Campbell recollected a time when a Florence attorney had to attend a Dunes council meeting. Campbell, who was testing the technology at the time, had the lawyer view it via the live stream instead.

“That could be a big thing for Dunes City. They still have to pay for an attorney, but they don’t have to pay for them to drive out,” he said.

Mills sees this as an opportunity to better connect with Dunes City citizens.

“Hopefully, it will get more interaction with residents. They can watch and feel more comfortable with speaking out to the city if there’s something they don’t like. We’re more in touch with our residents in what they do and don’t want for the community,” she said.

Other topics covered at the Thursday council meeting were a reminder that burning is closed as of June 15; warm water fishing in Woahink Creek is only allowed until October 1; and birthday wishes were given to Dunes City Permit Tech Jan Sapienza.

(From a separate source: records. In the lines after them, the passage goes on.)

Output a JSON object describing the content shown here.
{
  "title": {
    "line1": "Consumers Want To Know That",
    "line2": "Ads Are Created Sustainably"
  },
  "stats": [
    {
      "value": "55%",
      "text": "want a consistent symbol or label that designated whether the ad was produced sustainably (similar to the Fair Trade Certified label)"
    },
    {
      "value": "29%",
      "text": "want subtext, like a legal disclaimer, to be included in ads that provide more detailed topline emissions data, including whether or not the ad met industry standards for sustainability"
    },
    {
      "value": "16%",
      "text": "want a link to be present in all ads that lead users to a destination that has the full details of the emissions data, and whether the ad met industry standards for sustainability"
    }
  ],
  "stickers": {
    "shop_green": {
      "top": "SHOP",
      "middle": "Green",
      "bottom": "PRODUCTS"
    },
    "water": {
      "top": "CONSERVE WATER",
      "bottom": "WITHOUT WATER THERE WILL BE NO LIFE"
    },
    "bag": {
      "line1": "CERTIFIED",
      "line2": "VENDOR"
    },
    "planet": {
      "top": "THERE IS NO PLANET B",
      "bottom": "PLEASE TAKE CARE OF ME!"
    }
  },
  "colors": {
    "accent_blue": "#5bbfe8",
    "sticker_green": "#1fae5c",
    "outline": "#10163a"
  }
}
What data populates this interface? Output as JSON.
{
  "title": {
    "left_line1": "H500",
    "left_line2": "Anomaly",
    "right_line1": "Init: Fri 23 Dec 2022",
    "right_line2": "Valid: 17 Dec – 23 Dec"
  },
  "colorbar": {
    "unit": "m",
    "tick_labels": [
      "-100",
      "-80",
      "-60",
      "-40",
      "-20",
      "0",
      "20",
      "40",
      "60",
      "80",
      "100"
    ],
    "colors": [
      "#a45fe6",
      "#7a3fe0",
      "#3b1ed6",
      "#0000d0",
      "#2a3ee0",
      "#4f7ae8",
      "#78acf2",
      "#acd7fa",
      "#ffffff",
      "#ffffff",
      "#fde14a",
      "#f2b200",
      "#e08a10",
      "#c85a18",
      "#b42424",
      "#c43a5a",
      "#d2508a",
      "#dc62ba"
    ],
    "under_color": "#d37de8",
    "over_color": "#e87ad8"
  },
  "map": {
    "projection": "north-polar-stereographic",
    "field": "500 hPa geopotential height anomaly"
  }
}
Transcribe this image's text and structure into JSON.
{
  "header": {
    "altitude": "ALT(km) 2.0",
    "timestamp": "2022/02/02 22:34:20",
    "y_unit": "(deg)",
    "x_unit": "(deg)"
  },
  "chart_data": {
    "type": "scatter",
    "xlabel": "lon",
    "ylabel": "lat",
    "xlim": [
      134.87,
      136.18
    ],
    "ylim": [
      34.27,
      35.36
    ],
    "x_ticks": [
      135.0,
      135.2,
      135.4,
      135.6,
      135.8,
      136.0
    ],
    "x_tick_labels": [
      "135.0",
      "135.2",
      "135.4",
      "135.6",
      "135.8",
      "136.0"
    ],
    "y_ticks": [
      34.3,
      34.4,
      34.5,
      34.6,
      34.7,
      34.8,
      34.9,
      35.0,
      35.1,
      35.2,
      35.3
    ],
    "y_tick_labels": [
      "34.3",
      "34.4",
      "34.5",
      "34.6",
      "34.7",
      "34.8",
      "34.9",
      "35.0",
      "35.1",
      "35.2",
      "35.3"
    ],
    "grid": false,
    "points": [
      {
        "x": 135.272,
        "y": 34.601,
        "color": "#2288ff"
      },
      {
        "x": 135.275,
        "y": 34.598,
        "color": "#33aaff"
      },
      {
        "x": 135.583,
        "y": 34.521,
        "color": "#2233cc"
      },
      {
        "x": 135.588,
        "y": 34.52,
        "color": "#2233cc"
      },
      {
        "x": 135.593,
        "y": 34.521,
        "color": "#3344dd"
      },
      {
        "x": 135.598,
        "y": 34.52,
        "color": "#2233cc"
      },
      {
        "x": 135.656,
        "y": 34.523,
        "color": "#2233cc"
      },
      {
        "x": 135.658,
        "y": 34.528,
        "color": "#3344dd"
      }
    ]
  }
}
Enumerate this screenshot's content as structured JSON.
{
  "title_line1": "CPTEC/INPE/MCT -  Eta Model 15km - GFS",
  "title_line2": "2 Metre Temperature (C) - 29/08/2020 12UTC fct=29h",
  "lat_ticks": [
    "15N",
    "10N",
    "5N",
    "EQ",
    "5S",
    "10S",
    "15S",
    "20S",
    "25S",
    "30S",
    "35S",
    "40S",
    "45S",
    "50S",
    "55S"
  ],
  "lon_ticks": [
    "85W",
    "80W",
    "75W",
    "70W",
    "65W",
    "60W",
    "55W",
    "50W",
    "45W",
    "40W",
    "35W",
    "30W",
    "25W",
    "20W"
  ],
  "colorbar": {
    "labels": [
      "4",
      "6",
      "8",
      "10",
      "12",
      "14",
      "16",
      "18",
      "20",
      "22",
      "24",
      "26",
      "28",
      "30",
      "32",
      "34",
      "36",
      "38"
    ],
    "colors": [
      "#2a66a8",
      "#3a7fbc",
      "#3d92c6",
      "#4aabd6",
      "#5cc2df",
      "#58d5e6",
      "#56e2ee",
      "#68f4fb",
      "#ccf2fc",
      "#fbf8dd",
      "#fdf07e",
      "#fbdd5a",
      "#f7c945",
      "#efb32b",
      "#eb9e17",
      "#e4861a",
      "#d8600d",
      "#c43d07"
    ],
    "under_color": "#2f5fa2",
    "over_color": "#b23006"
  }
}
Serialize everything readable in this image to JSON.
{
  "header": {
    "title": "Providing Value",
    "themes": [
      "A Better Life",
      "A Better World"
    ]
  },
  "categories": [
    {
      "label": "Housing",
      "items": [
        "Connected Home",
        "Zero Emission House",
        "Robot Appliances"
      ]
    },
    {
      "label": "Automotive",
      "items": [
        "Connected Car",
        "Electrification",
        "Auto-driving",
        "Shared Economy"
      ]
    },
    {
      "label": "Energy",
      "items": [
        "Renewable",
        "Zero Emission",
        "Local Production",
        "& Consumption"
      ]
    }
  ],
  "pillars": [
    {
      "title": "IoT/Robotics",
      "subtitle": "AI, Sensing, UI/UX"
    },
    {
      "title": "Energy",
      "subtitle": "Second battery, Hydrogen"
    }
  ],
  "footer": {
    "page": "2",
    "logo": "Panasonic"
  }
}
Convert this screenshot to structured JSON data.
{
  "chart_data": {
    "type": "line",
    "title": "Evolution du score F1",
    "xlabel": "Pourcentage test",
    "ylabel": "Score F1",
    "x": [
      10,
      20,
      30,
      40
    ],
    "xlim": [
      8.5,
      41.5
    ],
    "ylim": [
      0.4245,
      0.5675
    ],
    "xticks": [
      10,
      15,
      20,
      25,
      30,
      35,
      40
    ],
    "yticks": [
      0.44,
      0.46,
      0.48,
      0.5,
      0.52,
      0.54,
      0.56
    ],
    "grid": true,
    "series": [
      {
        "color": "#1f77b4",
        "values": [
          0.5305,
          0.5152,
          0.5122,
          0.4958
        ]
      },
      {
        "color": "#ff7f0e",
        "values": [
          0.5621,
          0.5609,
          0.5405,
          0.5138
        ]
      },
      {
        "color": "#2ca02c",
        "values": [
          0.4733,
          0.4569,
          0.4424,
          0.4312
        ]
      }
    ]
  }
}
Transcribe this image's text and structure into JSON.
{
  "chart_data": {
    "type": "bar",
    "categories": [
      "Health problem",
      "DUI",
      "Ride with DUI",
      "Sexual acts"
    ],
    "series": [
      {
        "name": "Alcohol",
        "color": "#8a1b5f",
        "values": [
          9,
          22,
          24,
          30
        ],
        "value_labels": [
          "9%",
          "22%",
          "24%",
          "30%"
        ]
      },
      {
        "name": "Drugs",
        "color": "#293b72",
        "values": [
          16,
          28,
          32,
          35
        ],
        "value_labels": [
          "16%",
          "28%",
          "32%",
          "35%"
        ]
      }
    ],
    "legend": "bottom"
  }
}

The Citizen of the Year Award was to be given to Ken and Wan Platt, but they could not attend. They will be given the award during the Aug. 10, which will, of course, be streamed live on the Internet.

To access the live stream, visit the Dunes City website at www.dunescityhall.com. Scroll to the bottom of the page and click on the UStream link. People can also access the videos via the UStream app, available to download on cell phones with Internet access. Viewing can begin 10 minutes before the meeting begins, which are held every second Thursday of the month at 7 p.m.